Andere Bilder erzählen von unspektakulären, aber ebenso bedeutenden Momenten des Alltags: die Rückkehr der Sonne in Lütschental nach vier Wintermonaten im Schatten der Alpen (Sébastien Anex, Schweizer Familie) oder die Swiss Dogshow in Luzern (Boris Müller, LUKB-Magazin Wertpapier).
Einige Serien befassen sich mit alten Traditionen wie den Schützenvereinen der Waadtländer «Abteien» (Marie-Lou Dumauthioz, 24 heures). Andere blicken auf Ereignisse zurück, die das nationale Geschehen prägten, wie die Konzerte in Bern nach dem Eurovision Song Contest 2024, den Nemo für die Schweiz gewonnen hatte (Jonathan Labusch, unveröffentlicht).
Die Porträts bilden eine intime und zugleich engagierte Galerie von Persönlichkeiten, mit Bildern der 90-jährige Textilkünstlerin Noémi Speiser (Kostas Maros, Basler Zeitung) oder der jungen Zürcher Nationalrätin Anna Rosenwasser, die sich für LGBTQIA+-Rechte einsetzt (Noëlle Guidon, NZZ am Sonntag Magazin).
Im Sport haben die Objektive die Schweizer Leistungen bei den Olympischen Spielen in Paris (Claudio Thoma, freshfocus) und die Energie bei den Weltmeisterschaften im Radsport und Para-Radsport in Zürich (Joseph Khakshouri, Schweizer Illustrierte) eingefangen.

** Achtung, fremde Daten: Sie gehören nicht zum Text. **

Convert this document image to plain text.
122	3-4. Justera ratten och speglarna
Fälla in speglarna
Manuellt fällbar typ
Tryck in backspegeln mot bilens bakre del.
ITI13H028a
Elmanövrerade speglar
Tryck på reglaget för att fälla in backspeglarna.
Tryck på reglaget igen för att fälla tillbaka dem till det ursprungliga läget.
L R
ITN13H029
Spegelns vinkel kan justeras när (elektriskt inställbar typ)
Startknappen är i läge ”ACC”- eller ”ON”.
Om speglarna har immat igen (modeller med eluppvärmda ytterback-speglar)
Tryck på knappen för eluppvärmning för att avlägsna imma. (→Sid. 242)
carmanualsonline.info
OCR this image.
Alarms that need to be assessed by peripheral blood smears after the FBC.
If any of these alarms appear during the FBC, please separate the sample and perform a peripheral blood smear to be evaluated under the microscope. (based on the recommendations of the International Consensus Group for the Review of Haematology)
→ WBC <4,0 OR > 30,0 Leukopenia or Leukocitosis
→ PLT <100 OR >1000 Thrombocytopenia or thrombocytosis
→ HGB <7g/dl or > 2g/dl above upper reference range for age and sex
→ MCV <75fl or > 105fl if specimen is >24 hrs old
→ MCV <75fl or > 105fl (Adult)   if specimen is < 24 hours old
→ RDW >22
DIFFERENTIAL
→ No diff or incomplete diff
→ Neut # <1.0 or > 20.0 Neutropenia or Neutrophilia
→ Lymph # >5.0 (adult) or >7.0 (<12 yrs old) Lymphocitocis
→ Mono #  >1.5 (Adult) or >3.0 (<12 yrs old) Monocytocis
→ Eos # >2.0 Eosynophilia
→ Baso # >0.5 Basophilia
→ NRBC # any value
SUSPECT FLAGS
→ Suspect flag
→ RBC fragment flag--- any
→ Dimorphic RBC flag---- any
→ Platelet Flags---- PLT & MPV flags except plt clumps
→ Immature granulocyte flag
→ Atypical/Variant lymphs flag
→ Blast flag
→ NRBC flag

Die komplexe internationale Aktualität wird mit Bildern aus dem Krieg im Jemen (Dominic Nahr, NZZ), wirtschaftlichen Spannungen in Argentinien (Tiziana Amico, republik.ch) und dem Widerhall des andauernden Kriegs gegen die Ukraine (Dominic Nahr, NZZ) dargestellt. Es sind starke Bilder, manchmal hart, aber immer menschlich.
Veranstaltungen:
Im Rahmen der Ausstellung Swiss Press Photo 25 führt die Schweizerische Nationalbibliothek mehrere kostenlose öffentliche Veranstaltungen durch.

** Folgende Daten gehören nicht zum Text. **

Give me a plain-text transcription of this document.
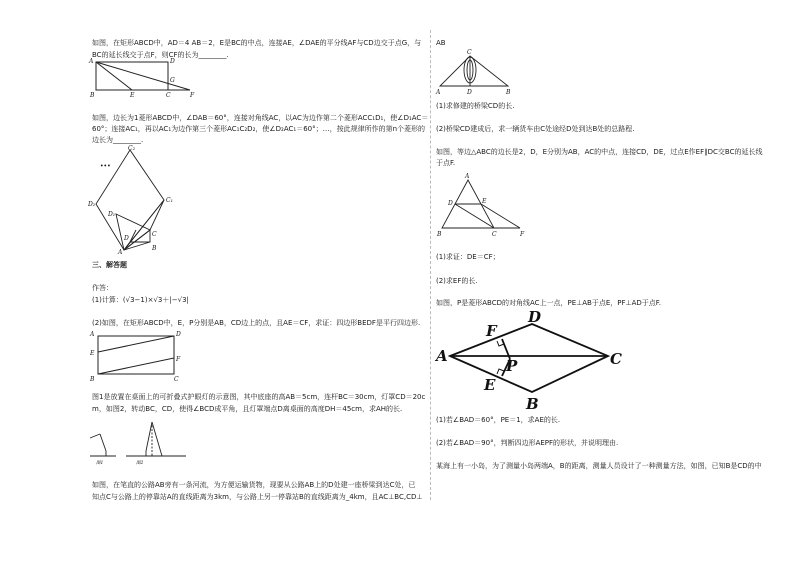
如图，在矩形ABCD中，AD＝4 AB＝2，E是BC的中点，连接AE，∠DAE的平分线AF与CD边交于点G，与
BC的延长线交于点F，则CF的长为________.
A	D
G
B	E	C	F
如图，边长为1菱形ABCD中，∠DAB＝60°，连接对角线AC，以AC为边作第二个菱形ACC₁D₁，使∠D₁AC＝
60°；连接AC₁，再以AC₁为边作第三个菱形AC₁C₂D₂，使∠D₂AC₁＝60°；…，按此规律所作的第n个菱形的
边长为________.
C₂
D₂
C₁
D₁
D
C
A
B
•••
三、解答题
作答：
(1)计算：(√3−1)×√3＋|−√3|
(2)如图，在矩形ABCD中，E，P分别是AB，CD边上的点，且AE＝CF，求证：四边形BEDF是平行四边形.
A	D
E
F
B	C
图1是放置在桌面上的可折叠式护眼灯的示意图，其中底座的高AB＝5cm，连杆BC＝30cm，灯罩CD＝20c
m，如图2，转动BC，CD，使得∠BCD成平角，且灯罩端点D离桌面的高度DH＝45cm，求AH的长.
图1	图2
如图，在笔直的公路AB旁有一条河流，为方便运输货物，现要从公路AB上的D处建一座桥梁到达C处，已
知点C与公路上的停靠站A的直线距离为3km，与公路上另一停靠站B的直线距离为_4km，且AC⊥BC,CD⊥
AB
C
A	D	B
(1)求修建的桥梁CD的长.
(2)桥梁CD建成后，求一辆货车由C处途经D处到达B处的总路程.
如图，等边△ABC的边长是2，D，E分别为AB，AC的中点，连接CD，DE，过点E作EF∥DC交BC的延长线
于点F.
A
D	E
B	C	F
(1)求证：DE＝CF；
(2)求EF的长.
如图，P是菱形ABCD的对角线AC上一点，PE⊥AB于点E，PF⊥AD于点F.
D
F
A
P	C
E
B
(1)若∠BAD＝60°，PE＝1，求AE的长.
(2)若∠BAD＝90°，判断四边形AEPF的形状，并说明理由.
某海上有一小岛，为了测量小岛两端A，B的距离，测量人员设计了一种测量方法，如图，已知B是CD的中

Am 3. Juli 2025, 18.00 Uhr, gewährt Michael von Graffenried, Fotograf und CEO des Swiss Press Award (viersprachiger, jährlich ausgerichteter Medienpreis der Stiftung Reinhardt von Graffenried) anlässlich der Vernissage einen Blick hinter die Kulissen der Ausstellung.

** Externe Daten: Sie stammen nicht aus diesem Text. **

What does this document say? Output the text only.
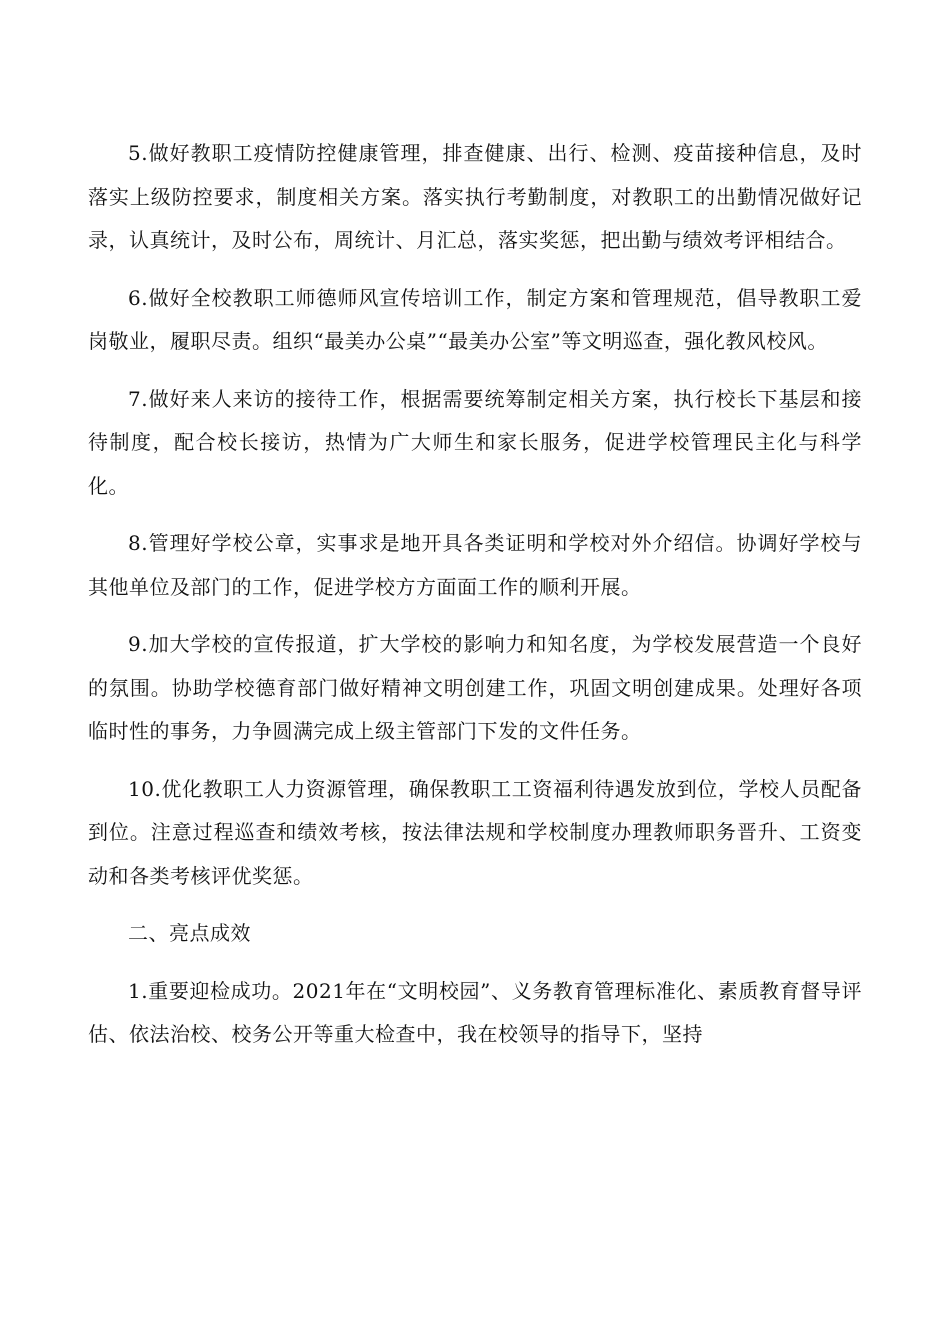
5.做好教职工疫情防控健康管理，排查健康、出行、检测、疫苗接种信息，及时落实上级防控要求，制度相关方案。落实执行考勤制度，对教职工的出勤情况做好记录，认真统计，及时公布，周统计、月汇总，落实奖惩，把出勤与绩效考评相结合。

6.做好全校教职工师德师风宣传培训工作，制定方案和管理规范，倡导教职工爱岗敬业，履职尽责。组织“最美办公桌”“最美办公室”等文明巡查，强化教风校风。

7.做好来人来访的接待工作，根据需要统筹制定相关方案，执行校长下基层和接待制度，配合校长接访，热情为广大师生和家长服务，促进学校管理民主化与科学化。

8.管理好学校公章，实事求是地开具各类证明和学校对外介绍信。协调好学校与其他单位及部门的工作，促进学校方方面面工作的顺利开展。

9.加大学校的宣传报道，扩大学校的影响力和知名度，为学校发展营造一个良好的氛围。协助学校德育部门做好精神文明创建工作，巩固文明创建成果。处理好各项临时性的事务，力争圆满完成上级主管部门下发的文件任务。

10.优化教职工人力资源管理，确保教职工工资福利待遇发放到位，学校人员配备到位。注意过程巡查和绩效考核，按法律法规和学校制度办理教师职务晋升、工资变动和各类考核评优奖惩。

二、亮点成效

1.重要迎检成功。2021年在“文明校园”、义务教育管理标准化、素质教育督导评估、依法治校、校务公开等重大检查中，我在校领导的指导下，坚持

Am 12. August 2025, 18.00 Uhr, führt Kathrin Gurtner, stellvertretende Leiterin der Graphischen Sammlung der Schweizerischen Nationalbibliothek, durch die Ausstellung und zeigt auf, wie sich die Bildsprache der Schweizer Pressefotografie im Laufe der Jahrzehnte gewandelt hat.
Am 17. September 2025, 18.00 Uhr, bietet Anne Morgenstern, Fotografin des Jahres 2025, eine kommentierte Führung durch die Ausstellung auf Deutsch an, bei der sie ihre preisgekrönte Serie Swifties (Neue Zürcher Zeitung) vorstellt.
Am 7. Oktober 2025, 17.30 Uhr, findet eine öffentliche Führung auf Französisch mit Benjamin Michelet, wissenschaftlicher Mitarbeiter Kulturvermittlung der Nationalbibliothek, statt.
Praktische Informationen:
Dauer der Ausstellung: 3. Juli bis 10. Oktober 2025
Montag bis Freitag, 9.00 bis 18.00 Uhr
Ort: Schweizerische Nationalbibliothek, Hallwylstrasse 15, 3003 Bern
Freier Eintritt in die Ausstellung und alle Veranstaltungen
Die Schweizerische Nationalbibliothek sammelt Helvetica – Texte, Bilder und Töne der Schweiz – und sichert mit ihren Sammlungen das kollektive Gedächtnis der Schweiz. In Zusammenarbeit mit anderen Institutionen ermöglicht sie einen breiten Zugang zum kulturellen Erbe des Landes. Als zentrale Gedächtnisinstitution schlägt die Nationalbibliothek eine Brücke von der Vergangenheit über die Gegenwart in die Zukunft. Sie spiegelt die Vielfalt sowie die Mehrsprachigkeit des Landes und fördert Gemeinschaft und Innovation. Die Nationalbibliothek ist eine Institution des Bundesamtes für Kultur (BAK).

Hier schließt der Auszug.